Limerent and Millennial Marketing
I’m Kris, the founder of Limerent Communications. To start off our blog, I’d like to share the story of our agency with you.
Since 1999, I have been researching and studying how young people consume information, communicate and make decisions. I have designed hundreds of successful messaging campaigns, and in each one of those campaigns, I have gained a little deeper insight into “what makes those crazy kids do what they do,” along the way of becoming an expert in communicating with young people.
I hear all the time how “kids today” are so different than the generations before them. They have all of these gadgets and instant access to everything. It is true over the last fifteen years technology has drastically affected how young people consume information and communicate.
What I have learned is communicating with young people is a two part process. It is essential to understand how young people communicate but it is even more important that you understand why they choose to engage in something or not.
What’s important when marketing to millennials?

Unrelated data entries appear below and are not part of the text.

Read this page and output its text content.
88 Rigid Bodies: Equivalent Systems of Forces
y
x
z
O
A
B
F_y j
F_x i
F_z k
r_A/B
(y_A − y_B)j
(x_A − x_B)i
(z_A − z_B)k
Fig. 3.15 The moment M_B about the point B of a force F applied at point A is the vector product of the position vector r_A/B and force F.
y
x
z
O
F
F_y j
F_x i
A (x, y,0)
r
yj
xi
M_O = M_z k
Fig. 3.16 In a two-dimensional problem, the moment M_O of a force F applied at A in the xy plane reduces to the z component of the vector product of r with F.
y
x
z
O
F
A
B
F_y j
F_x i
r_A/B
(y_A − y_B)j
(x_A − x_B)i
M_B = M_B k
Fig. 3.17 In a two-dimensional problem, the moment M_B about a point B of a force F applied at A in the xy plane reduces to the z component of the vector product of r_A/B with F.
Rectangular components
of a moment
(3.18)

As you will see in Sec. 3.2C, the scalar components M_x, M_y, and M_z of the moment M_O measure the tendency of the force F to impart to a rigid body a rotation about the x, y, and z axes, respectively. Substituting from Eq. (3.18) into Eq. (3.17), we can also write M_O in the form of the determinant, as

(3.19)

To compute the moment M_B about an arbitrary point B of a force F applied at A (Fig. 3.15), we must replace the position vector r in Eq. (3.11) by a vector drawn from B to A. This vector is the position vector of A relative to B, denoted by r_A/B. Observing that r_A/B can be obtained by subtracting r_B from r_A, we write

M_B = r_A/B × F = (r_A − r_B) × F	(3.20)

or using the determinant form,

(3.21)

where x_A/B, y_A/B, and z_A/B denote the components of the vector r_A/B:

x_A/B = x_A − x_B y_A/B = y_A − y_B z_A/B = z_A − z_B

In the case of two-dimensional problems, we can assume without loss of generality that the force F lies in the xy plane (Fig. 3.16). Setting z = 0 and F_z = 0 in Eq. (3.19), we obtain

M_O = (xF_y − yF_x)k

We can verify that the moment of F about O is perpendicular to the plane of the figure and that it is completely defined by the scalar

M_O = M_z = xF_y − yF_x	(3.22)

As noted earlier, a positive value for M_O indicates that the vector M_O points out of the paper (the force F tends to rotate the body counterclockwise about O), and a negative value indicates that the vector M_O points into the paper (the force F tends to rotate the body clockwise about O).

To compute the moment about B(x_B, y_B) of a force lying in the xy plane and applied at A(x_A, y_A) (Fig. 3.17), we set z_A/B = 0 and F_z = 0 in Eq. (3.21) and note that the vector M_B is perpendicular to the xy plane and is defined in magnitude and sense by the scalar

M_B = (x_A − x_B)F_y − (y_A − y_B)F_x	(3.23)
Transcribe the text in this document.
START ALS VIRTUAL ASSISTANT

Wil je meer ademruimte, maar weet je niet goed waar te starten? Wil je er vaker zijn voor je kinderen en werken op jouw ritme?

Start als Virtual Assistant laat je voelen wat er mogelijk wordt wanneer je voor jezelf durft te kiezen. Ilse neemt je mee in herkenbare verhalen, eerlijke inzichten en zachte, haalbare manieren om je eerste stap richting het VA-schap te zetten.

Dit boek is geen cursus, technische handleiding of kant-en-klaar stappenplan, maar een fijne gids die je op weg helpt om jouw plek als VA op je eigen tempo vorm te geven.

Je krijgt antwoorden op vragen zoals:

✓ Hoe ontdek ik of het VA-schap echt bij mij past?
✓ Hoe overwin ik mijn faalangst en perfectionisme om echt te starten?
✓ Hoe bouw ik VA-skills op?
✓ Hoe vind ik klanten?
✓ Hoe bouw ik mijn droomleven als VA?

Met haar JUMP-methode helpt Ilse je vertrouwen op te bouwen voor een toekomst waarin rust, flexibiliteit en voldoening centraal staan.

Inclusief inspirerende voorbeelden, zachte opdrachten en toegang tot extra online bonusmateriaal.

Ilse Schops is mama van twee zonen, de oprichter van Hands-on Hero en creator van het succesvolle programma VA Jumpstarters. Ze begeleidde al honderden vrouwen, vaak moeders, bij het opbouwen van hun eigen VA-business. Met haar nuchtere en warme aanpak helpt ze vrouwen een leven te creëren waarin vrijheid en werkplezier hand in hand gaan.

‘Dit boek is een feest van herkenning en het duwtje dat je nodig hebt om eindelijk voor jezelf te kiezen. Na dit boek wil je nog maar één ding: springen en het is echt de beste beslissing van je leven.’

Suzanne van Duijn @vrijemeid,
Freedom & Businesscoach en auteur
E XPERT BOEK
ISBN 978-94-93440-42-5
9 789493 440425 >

I can remember having a heated debate in our office many years ago about whether MySpace was going to diminish the importance of email as a communication tool for young people. Since then, we have had lots of discussions about lots of different communication channels. Social media has grown and evolved, and texting has stood the test of time.
In all of these years, what I have learned is that understanding technology is critical in understanding how teens consume information and communicate but it reveals very little about why young people make decisions.
Why young people today make the decisions they do has not changed very much over the last 60 years. Being a young person today is not much different in many ways to being a young person in 1950.
Young people today still think their parents are ruining their lives and don’t understand anything. They also crave independence, lose control of their faculties at the mere thought of an object of their desire and covet being accepted. What I call the big four – Danger, Defiance, Anti-Authority and Sex have been a powerful force in motivating and shaping young people’s decisions for at least the last 60 years, and are just as powerful today as ever.
Love and Passion
From my research over the last 15 years, I have learned that there are many behaviors that motivate and shape young people’s decisions. I have cataloged over two dozen forces that I have found significantly impact the decisions of young people. What I found that was even more important was that they all had one thing in common. They all tap into the over-sized amount of passion that young people are full of.
In all my time listening to young people, I bet half of it has been spent listening to what or who “they are going to die without.” I have participated or observed hundreds if not thousands of conversations that if you had never been a young person yourself, you might think the person talking could really die.
“If so and so does not ask me to the dance I will just die.”
“If I don’t get these shoes I am going to die.”
Everyone can picture a young person saying that or remember saying something similar themselves. Somewhere in all these conversations, I realized one of the main elements in all of these conversations was love or passion.
Young people don’t simply like something – they love it. They don’t merely want something they are “obsessed” with it. Young peoples’ feelings are intensified to an amazing degree and to really connect with young people you have to understand this and how these strong emotions guide their decisions and their behavior.
In my career working with young people I have seen the power that Love and Passion have on young people. If you can tap into the love and passion that young people have you can make a strong meaningful connection with them.
In 2010, I was reading an article that referenced the state of being limerent. The article was describing a researcher and author named Dorothy Tennov who was studying the physical and psychological state of infatuation or love and coined the term, limerent, to help describe what she had seen in her research.
Being limerent has been described as being in “an involuntary interpersonal state that involves intrusive, obsessive and compulsive thoughts, feelings and behaviors that are contingent on perceived emotional reciprocation from the object of interest.”
Once I read more about limerent behavior, it all started to come together for me. Young people are walking around falling in and out of love on an ongoing basis. They are feeling the intense emotions of being attracted to someone or something.
While the neurosis and compulsion come with trying to have that feeling reciprocated, the gut wrenching physical and psychological pain comes with feeling rejected or unfulfilled. The big difference is that these intense feelings that adults reserve for only the closest people in their lives, young people feel for just about everything.
I have come to understand that being proficient in digital communication channels is important to get your message to young people. If you don’t understand the feelings and emotions that shape young people’s decisions and behaviors or how to take that information to create a message that connects to young people in a passionate, meaningful way, knowing how to use Facebook, Twitter or any other marketing channel is almost useless.
Here at Limerent, we live by the mantra, “Get Limerent”. It is a choice to dive into, not just the places young people go and communicate but to feel what they feel.